So Ka =[H+] and pKa =pH

If we know the Ka we can then work out the pH at 1⁄2 V (neutrlisation point) or vice versa

Question 21

when do we use phenolphthalein and colour change

Answer 21

titrations with strong bases but not weak bases-
Colour change: colourless acid —> pink alkali

Question 22

when do we use methyl orange and colour change

Answer 22

titrations with strong acids but not weak acids
Colour change: red acid —-> orange alkali

Question 23

why do weak acids have a less negative enthalpy change of neutralisation

Answer 23

because energy is absorbed to ionise the acid and break the hydrogen bond in the un-dissociated acid.

Question 24

are enthalpies of neutralisation end or exothermic

Answer 24

always exothermic

Question 25

what is the end point of titration

Answer 25

the point when the colour of the indicator changes colour

Question 26

when is the end point reached in titration

Answer 26

when the concentration of the acid is = to the concentration of its conjugate base

HIn (aq) —–> In- (aq) + H+ (aq)
[HIn] = [In-]

Question 27

how do we pick the correct indicator

Answer 27

you pick an indicator whose end-point meets with the equivalence point for the titration.

Question 28

how To calculate the concentration or volume of a solution after dilution and find the pH of the diluted solution

Answer 28

C1V1 = C2V2

after calculation the concentration using this equation you would plug in the concentration of the solution after dilution in the pH = -log(H+) to find the pH

C1 = Initial concentration (before dilution)
V1 = Initial volume (before dilution)
C2 = Final concentration (after dilution)
V2 = Final volume (after dilution)

Question 29

what is a buffer solution

Answer 29

a solution which resits changes in pH when small amounts of acid or alkali are added

Question 30

how is an acidic buffer made

Answer 30

by reacting a weak acid and a salt of that weak acid (which is made from reacting the weak acid with a strong base)

Question 31

how is a basic buffer solution made

Answer 31

made from a weak base and a salt of that weak base (which is made from reacting the weak base with a strong acid)

Question 32

how does ethanoic acud resist pH changes when small amounts of acid is added
CH3CO2H (aq) <—-> CH3CO2- (aq) + H+ (aq)

Answer 32

• If small amounts of acid is added to the buffer Then the equilibrium will shift to the left decreasing the conc of H+ ions
• this process keeps the ratio [CH3COOH ] / [ {CH3COO-} ] relatively constant, as the large concentration of both species has the ability to neutralize small amounts of acid.

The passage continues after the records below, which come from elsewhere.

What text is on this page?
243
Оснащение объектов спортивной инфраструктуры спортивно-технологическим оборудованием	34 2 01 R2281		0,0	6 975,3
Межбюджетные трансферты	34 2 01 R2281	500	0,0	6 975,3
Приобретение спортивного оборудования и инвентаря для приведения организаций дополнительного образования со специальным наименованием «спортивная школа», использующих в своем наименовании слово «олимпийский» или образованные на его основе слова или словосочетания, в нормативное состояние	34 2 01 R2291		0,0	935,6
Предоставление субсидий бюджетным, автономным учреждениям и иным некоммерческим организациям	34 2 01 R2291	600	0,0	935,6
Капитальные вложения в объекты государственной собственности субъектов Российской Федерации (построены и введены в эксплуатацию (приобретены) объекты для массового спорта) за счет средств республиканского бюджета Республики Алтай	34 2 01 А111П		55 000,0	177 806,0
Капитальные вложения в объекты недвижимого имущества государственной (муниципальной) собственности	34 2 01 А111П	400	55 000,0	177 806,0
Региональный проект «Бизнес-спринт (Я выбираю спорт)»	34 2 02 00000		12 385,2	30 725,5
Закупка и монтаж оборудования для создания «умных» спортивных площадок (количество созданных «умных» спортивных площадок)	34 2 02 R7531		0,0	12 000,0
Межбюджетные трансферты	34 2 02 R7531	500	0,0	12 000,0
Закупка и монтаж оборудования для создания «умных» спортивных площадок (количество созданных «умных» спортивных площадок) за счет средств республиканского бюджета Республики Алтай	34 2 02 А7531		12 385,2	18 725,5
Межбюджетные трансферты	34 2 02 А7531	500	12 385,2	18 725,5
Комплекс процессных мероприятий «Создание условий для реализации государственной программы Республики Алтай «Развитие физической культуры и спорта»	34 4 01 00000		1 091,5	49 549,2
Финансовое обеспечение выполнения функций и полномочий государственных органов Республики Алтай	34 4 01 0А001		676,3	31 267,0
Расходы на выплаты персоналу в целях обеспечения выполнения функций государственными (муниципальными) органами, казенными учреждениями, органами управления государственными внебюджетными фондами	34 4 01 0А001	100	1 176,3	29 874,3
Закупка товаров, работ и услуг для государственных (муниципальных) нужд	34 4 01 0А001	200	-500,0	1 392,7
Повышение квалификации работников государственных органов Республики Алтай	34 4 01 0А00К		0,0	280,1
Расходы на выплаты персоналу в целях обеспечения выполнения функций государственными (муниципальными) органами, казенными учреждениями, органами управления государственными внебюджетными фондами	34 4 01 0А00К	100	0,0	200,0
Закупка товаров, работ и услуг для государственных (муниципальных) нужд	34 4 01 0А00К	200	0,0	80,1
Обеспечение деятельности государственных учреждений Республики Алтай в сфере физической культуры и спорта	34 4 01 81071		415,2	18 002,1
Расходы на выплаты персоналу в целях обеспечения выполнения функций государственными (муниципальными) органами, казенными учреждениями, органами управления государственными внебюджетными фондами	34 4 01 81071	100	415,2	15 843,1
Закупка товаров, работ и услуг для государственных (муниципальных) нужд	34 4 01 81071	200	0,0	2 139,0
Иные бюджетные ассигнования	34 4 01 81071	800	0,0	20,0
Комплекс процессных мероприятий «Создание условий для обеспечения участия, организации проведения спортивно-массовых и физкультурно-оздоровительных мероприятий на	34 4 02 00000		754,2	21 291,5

This prevents the pH from changing significantly and remain constant

Question 33

how does the ethanoic buffer resist pH changes when a small amount of alkali is added to the buffer solution
CH3CO2H (aq) <—-> CH3CO2- (aq) + H+ (aq)

Answer 33

• If small amounts of alkali is added to the buffer. The OH- ions will react with H+ ions to form water.
  H+ + OH- <—–> H2O
• The equilibrium will then shift to the right to produce more H+ ions.
  CH3CO2H (aq) ——> CH3CO2- (aq) + H+ (aq)
• this process keeps the ratio [CH3COOH ] / [ {CH3COO-} ] relatively constant, as the large concentration of both species has the ability to neutralize small amounts of alkali. This prevents the pH from changing significantly and remain constant

Question 34

what is the pH of blood plasma

Answer 34

7.35 and 7.45

Question 35

what happens to the number of moles of the buffer acid and salt if an alkali was added to the acidic buffer

Answer 35

• If a small amount of alkali is added to a buffer then the moles of the buffer acid would reduce by the number of moles of alkali added
• and the moles of salt would increase by the same amount

Question 36

what happens to the number of moles of the buffer acid and salt if an acid was added to the acidic buffer

Answer 36

• If a small amount of acid is added to a buffer then the moles of the buffer salt would reduce by the number of moles of acid added
• and the moles of buffer acid would increase by the same amount

Question 37

how to calculate the pH of buffer solutions

Answer 37

pH = pKa + log ([A-]/[HA])
(this is the Henderson hasselbalch equation)

Question 38

how to work out ka from pka

Answer 38

10^-pka

Question 39

how to work out pKa from Ka

Answer 39

pKa = -log Ka

Question 40

Calculate the pH of a buffer made from 45cm3 of 0.1 mol dm-3 ethanoic acid and 50cm3 of 0.15 mol dm-3 sodium ethanoate
(Ka = 1.7 x 10-5)

Answer 40

pKa = -log(1.7x10-5) = 4.77

Work out the moles of both solutions
Moles ethanoic = conc x vol = 0.1 x 0.045 = 0.0045mol
Moles sodium ethanoate = conc x vol = 0.15 x 0.050 = 0.0075

pH = pka + log ([A-]/[HA])

pH = 4.77 + log (0.0075/0.0045)
pH = 4.99

Question 41

55cm3 of 0.50 mol dm-3 CH3CO2H is reacted with 25cm3 of 0.35 mol dm-3 NaOH. Calculate the pH of the resulting buffer solution.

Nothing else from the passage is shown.